Welcome to the crash period
interviews with armelle leturcq / frank perrin (crash) and pia myrvold

Martin Conrads


[text als audiofile]

let’s go to the crash period


Zweimal im Jahr wird im Pariser Parc des Expositions an der Porte de Versailles die Modemesse "Who’s Next?" zelebriert. Ein Showcase für alle Junggebliebenen und die, die es zwischen Avantgarde, G Shock, Chuppa Chyps und Yves Saint-Laurent noch werden wollen. Am letzten Wochenende ging die Frühjahrs-"Who’s Next?" zuende. In den Interviewboxen das Magazin "crash" und in einem zweiten Teil die Modedesignerin Pia Myrvold.

"...let’s go to the crash period..."

...let’s go to the crash period: Die Kunstkritikerin Armelle Leturcq gibt seit Januar gemeinsam mit Frank Perrin die neue französische Zeitschrift crash heraus. crash setzt auf die Lücke zwischen technikart und Nirvanet und will mit viel Stil und Texten über Photek, Websites, Helikopter, T-Shirts und Hongkong-Filme die Verknüpfung von digitaler und analoger Kultur vorantreiben.

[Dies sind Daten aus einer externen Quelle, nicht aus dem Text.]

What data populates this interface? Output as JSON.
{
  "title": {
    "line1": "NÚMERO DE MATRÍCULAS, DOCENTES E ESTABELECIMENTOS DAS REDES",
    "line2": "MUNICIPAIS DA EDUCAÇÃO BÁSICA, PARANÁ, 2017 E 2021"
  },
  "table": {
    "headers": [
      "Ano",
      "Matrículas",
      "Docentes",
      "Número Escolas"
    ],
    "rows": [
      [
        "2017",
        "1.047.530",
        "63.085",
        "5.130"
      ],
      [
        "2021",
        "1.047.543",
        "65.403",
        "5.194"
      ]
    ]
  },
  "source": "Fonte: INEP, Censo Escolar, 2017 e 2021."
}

Zuvor, und immernoch, gaben und geben Leturcq und Perrin die Kunstzeitschrift "blocnotes" heraus - in französischer und englischer Sprache. Lassen wir hiermit einmal das Interview beginnen...

al: Before publishing crash we have made another magazine, it’s called "blocnotes", it’s a magazine about contemporary art, also crossing culture, music, technomusic. At the beginning it was really close, it was only contemporary art. Then we began to talk about music, about new technologies. So we decided to make a really open magazine, so we had the idea to do crash, which is really more global. It’s about new technologies, music, art, architecture and all the digital culture. .../... We don’t want to make a webiste like a web version of crash. we really want to make something different. We‘re gonna make like a TV-program. Christian Perrot has invited us to make a TV program on his site Nirvanet. We will have one hour every two months and we can diffuse what we want - films, interviews, things like that.

.../...

mc: do you think that there is a situation in europe at the moment where people get connected to find a definite european way of dealing with technocultural affairs, dealing with webculture, cultivating their "own" mailinglists?

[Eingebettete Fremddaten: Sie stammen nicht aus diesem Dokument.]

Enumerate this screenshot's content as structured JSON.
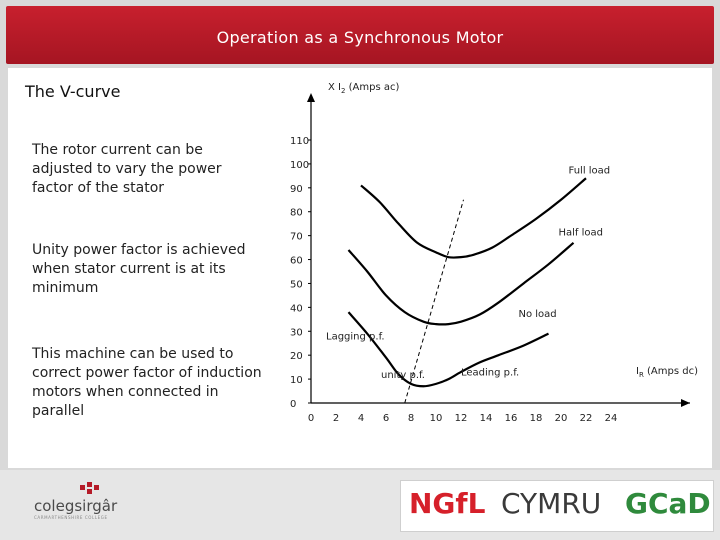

al: i have not really this feeling. it’s strange, because art is really international. there is really many many connections between england, france and germany. but in technoculture i have not the feeling that it’s the same. even in music i have the feeling that it’s ... like for example crash is really more french than blocnotes. blocnotes was in english and in french. it was really and international magazine, we had many american writers, european, german, but crash, it’s really french. contemporary art is really international but music and webculture it’s different, i think.
.....


mc: what’s your job exactly at crash?

al: i’m publisher. it’s a really small staff, so we do a little of everything. frank is the chief editor and i’m the publisher. but i care also about the editing things and things like that.

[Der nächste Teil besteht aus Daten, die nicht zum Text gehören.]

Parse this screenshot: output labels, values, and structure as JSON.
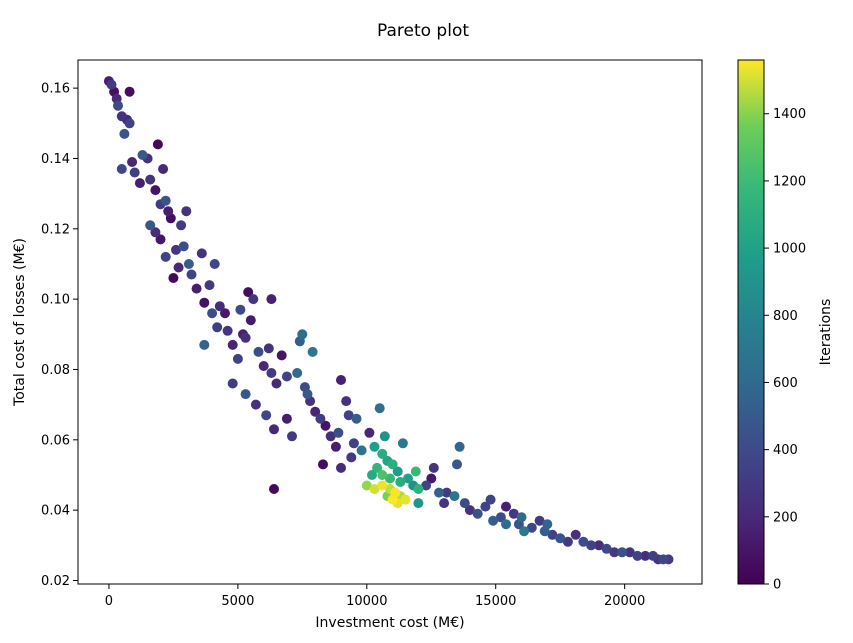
{
  "chart_data": {
    "type": "scatter",
    "title": "Pareto plot",
    "xlabel": "Investment cost (M€)",
    "ylabel": "Total cost of losses (M€)",
    "colorbar_label": "Iterations",
    "xlim": [
      -1200,
      23000
    ],
    "ylim": [
      0.019,
      0.168
    ],
    "x_ticks": [
      0,
      5000,
      10000,
      15000,
      20000
    ],
    "x_tick_labels": [
      "0",
      "5000",
      "10000",
      "15000",
      "20000"
    ],
    "y_ticks": [
      0.02,
      0.04,
      0.06,
      0.08,
      0.1,
      0.12,
      0.14,
      0.16
    ],
    "y_tick_labels": [
      "0.02",
      "0.04",
      "0.06",
      "0.08",
      "0.10",
      "0.12",
      "0.14",
      "0.16"
    ],
    "color_range": [
      0,
      1560
    ],
    "colorbar_ticks": [
      0,
      200,
      400,
      600,
      800,
      1000,
      1200,
      1400
    ],
    "colorbar_tick_labels": [
      "0",
      "200",
      "400",
      "600",
      "800",
      "1000",
      "1200",
      "1400"
    ],
    "colormap": "viridis",
    "grid": false,
    "points": [
      [
        0,
        0.162,
        150
      ],
      [
        100,
        0.161,
        300
      ],
      [
        200,
        0.159,
        80
      ],
      [
        300,
        0.157,
        220
      ],
      [
        350,
        0.155,
        400
      ],
      [
        500,
        0.152,
        250
      ],
      [
        700,
        0.151,
        180
      ],
      [
        800,
        0.159,
        60
      ],
      [
        600,
        0.147,
        450
      ],
      [
        500,
        0.137,
        380
      ],
      [
        900,
        0.139,
        200
      ],
      [
        1000,
        0.136,
        330
      ],
      [
        1300,
        0.141,
        500
      ],
      [
        1200,
        0.133,
        150
      ],
      [
        1600,
        0.134,
        260
      ],
      [
        1800,
        0.131,
        90
      ],
      [
        1900,
        0.144,
        40
      ],
      [
        2100,
        0.137,
        210
      ],
      [
        2000,
        0.127,
        320
      ],
      [
        2300,
        0.125,
        150
      ],
      [
        1600,
        0.121,
        480
      ],
      [
        1800,
        0.119,
        230
      ],
      [
        2000,
        0.117,
        110
      ],
      [
        2200,
        0.112,
        360
      ],
      [
        2400,
        0.123,
        70
      ],
      [
        2600,
        0.114,
        280
      ],
      [
        2700,
        0.109,
        190
      ],
      [
        2500,
        0.106,
        30
      ],
      [
        2900,
        0.115,
        420
      ],
      [
        3000,
        0.125,
        260
      ],
      [
        3200,
        0.107,
        340
      ],
      [
        3400,
        0.103,
        150
      ],
      [
        3600,
        0.113,
        250
      ],
      [
        3700,
        0.099,
        80
      ],
      [
        3900,
        0.104,
        300
      ],
      [
        4100,
        0.11,
        380
      ],
      [
        4300,
        0.098,
        220
      ],
      [
        4500,
        0.096,
        120
      ],
      [
        3700,
        0.087,
        560
      ],
      [
        4200,
        0.092,
        330
      ],
      [
        4600,
        0.091,
        270
      ],
      [
        4800,
        0.087,
        180
      ],
      [
        5000,
        0.083,
        350
      ],
      [
        5300,
        0.089,
        240
      ],
      [
        5500,
        0.094,
        130
      ],
      [
        5800,
        0.085,
        420
      ],
      [
        6000,
        0.081,
        190
      ],
      [
        6300,
        0.079,
        300
      ],
      [
        6500,
        0.076,
        220
      ],
      [
        6700,
        0.084,
        100
      ],
      [
        5100,
        0.097,
        400
      ],
      [
        5600,
        0.1,
        280
      ],
      [
        6300,
        0.1,
        160
      ],
      [
        5400,
        0.102,
        60
      ],
      [
        4800,
        0.076,
        320
      ],
      [
        5300,
        0.073,
        480
      ],
      [
        5700,
        0.07,
        250
      ],
      [
        6100,
        0.067,
        380
      ],
      [
        6400,
        0.063,
        200
      ],
      [
        6900,
        0.066,
        140
      ],
      [
        7100,
        0.061,
        310
      ],
      [
        7300,
        0.079,
        600
      ],
      [
        7400,
        0.088,
        520
      ],
      [
        7500,
        0.09,
        620
      ],
      [
        7900,
        0.085,
        700
      ],
      [
        7600,
        0.075,
        400
      ],
      [
        7800,
        0.071,
        260
      ],
      [
        8000,
        0.068,
        180
      ],
      [
        8200,
        0.066,
        330
      ],
      [
        8400,
        0.064,
        90
      ],
      [
        8600,
        0.061,
        240
      ],
      [
        8800,
        0.058,
        150
      ],
      [
        9000,
        0.077,
        160
      ],
      [
        9200,
        0.071,
        250
      ],
      [
        8900,
        0.062,
        420
      ],
      [
        9500,
        0.059,
        350
      ],
      [
        9800,
        0.057,
        680
      ],
      [
        9400,
        0.055,
        300
      ],
      [
        9000,
        0.052,
        220
      ],
      [
        8300,
        0.053,
        50
      ],
      [
        6400,
        0.046,
        40
      ],
      [
        9600,
        0.066,
        520
      ],
      [
        10500,
        0.069,
        640
      ],
      [
        10700,
        0.061,
        900
      ],
      [
        10100,
        0.062,
        200
      ],
      [
        10300,
        0.058,
        980
      ],
      [
        10600,
        0.056,
        1080
      ],
      [
        10800,
        0.054,
        1020
      ],
      [
        11000,
        0.053,
        1100
      ],
      [
        11200,
        0.051,
        960
      ],
      [
        10400,
        0.052,
        1150
      ],
      [
        10200,
        0.05,
        1050
      ],
      [
        10600,
        0.05,
        1250
      ],
      [
        10900,
        0.049,
        1180
      ],
      [
        11300,
        0.048,
        1080
      ],
      [
        10000,
        0.047,
        1420
      ],
      [
        10300,
        0.046,
        1500
      ],
      [
        10600,
        0.047,
        1540
      ],
      [
        10900,
        0.046,
        1480
      ],
      [
        11100,
        0.045,
        1550
      ],
      [
        11300,
        0.044,
        1460
      ],
      [
        11500,
        0.043,
        1530
      ],
      [
        11200,
        0.042,
        1520
      ],
      [
        11000,
        0.043,
        1560
      ],
      [
        10800,
        0.044,
        1380
      ],
      [
        11400,
        0.059,
        700
      ],
      [
        11600,
        0.049,
        1000
      ],
      [
        11800,
        0.047,
        880
      ],
      [
        12000,
        0.046,
        1120
      ],
      [
        12000,
        0.042,
        920
      ],
      [
        11900,
        0.051,
        1180
      ],
      [
        12300,
        0.047,
        360
      ],
      [
        12600,
        0.052,
        260
      ],
      [
        12800,
        0.045,
        550
      ],
      [
        13100,
        0.045,
        300
      ],
      [
        13400,
        0.044,
        680
      ],
      [
        13600,
        0.058,
        580
      ],
      [
        13500,
        0.053,
        470
      ],
      [
        13800,
        0.042,
        400
      ],
      [
        14000,
        0.04,
        260
      ],
      [
        14300,
        0.039,
        440
      ],
      [
        14600,
        0.041,
        340
      ],
      [
        14900,
        0.037,
        520
      ],
      [
        15200,
        0.038,
        400
      ],
      [
        15400,
        0.036,
        620
      ],
      [
        15700,
        0.039,
        280
      ],
      [
        15900,
        0.036,
        450
      ],
      [
        16100,
        0.034,
        700
      ],
      [
        16400,
        0.035,
        380
      ],
      [
        16700,
        0.037,
        300
      ],
      [
        16900,
        0.034,
        520
      ],
      [
        17200,
        0.033,
        360
      ],
      [
        17500,
        0.032,
        460
      ],
      [
        17800,
        0.031,
        300
      ],
      [
        18100,
        0.033,
        250
      ],
      [
        18400,
        0.031,
        420
      ],
      [
        18700,
        0.03,
        350
      ],
      [
        19000,
        0.03,
        230
      ],
      [
        19300,
        0.029,
        380
      ],
      [
        19600,
        0.028,
        300
      ],
      [
        19900,
        0.028,
        440
      ],
      [
        20200,
        0.028,
        260
      ],
      [
        20500,
        0.027,
        350
      ],
      [
        20800,
        0.027,
        230
      ],
      [
        21100,
        0.027,
        320
      ],
      [
        21300,
        0.026,
        260
      ],
      [
        21500,
        0.026,
        380
      ],
      [
        21700,
        0.026,
        300
      ],
      [
        15400,
        0.041,
        160
      ],
      [
        14800,
        0.043,
        360
      ],
      [
        16000,
        0.038,
        600
      ],
      [
        17000,
        0.036,
        560
      ],
      [
        13000,
        0.042,
        260
      ],
      [
        12500,
        0.049,
        120
      ],
      [
        9300,
        0.067,
        340
      ],
      [
        7700,
        0.073,
        480
      ],
      [
        6900,
        0.078,
        350
      ],
      [
        6200,
        0.086,
        260
      ],
      [
        5200,
        0.09,
        160
      ],
      [
        4000,
        0.096,
        420
      ],
      [
        3100,
        0.11,
        520
      ],
      [
        2800,
        0.121,
        310
      ],
      [
        2200,
        0.128,
        460
      ],
      [
        1500,
        0.14,
        250
      ],
      [
        800,
        0.15,
        340
      ]
    ]
  }
}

mc: this is your own publishing house, you’re not connected?


al: yes, we are completely independent. and it’s very difficult in france to have an independent magazine. people say we are crazy to do that. because it’s very expensive to do a magazine, it’s very difficult to find advertising, and france is a country which is very conservative in fact. it’s quite difficult to find help from the older generation, from people who are fifty. they don’t trust so easily young people who are trying to do things, new things. that’s also the reason why in france we are quite in late in new technologies and things like that. france is very conservative.

.../...

mc: i have two questions: in your foreword you describe that you don’t want to cling to technical terms but more to things of culture and conscience. my first question would be: how would you describe consciousness in that context. the second would be: you use the words „the old world" and „the new world". do you think there is like a gap between that, a communication gap, an economical gap? what is it?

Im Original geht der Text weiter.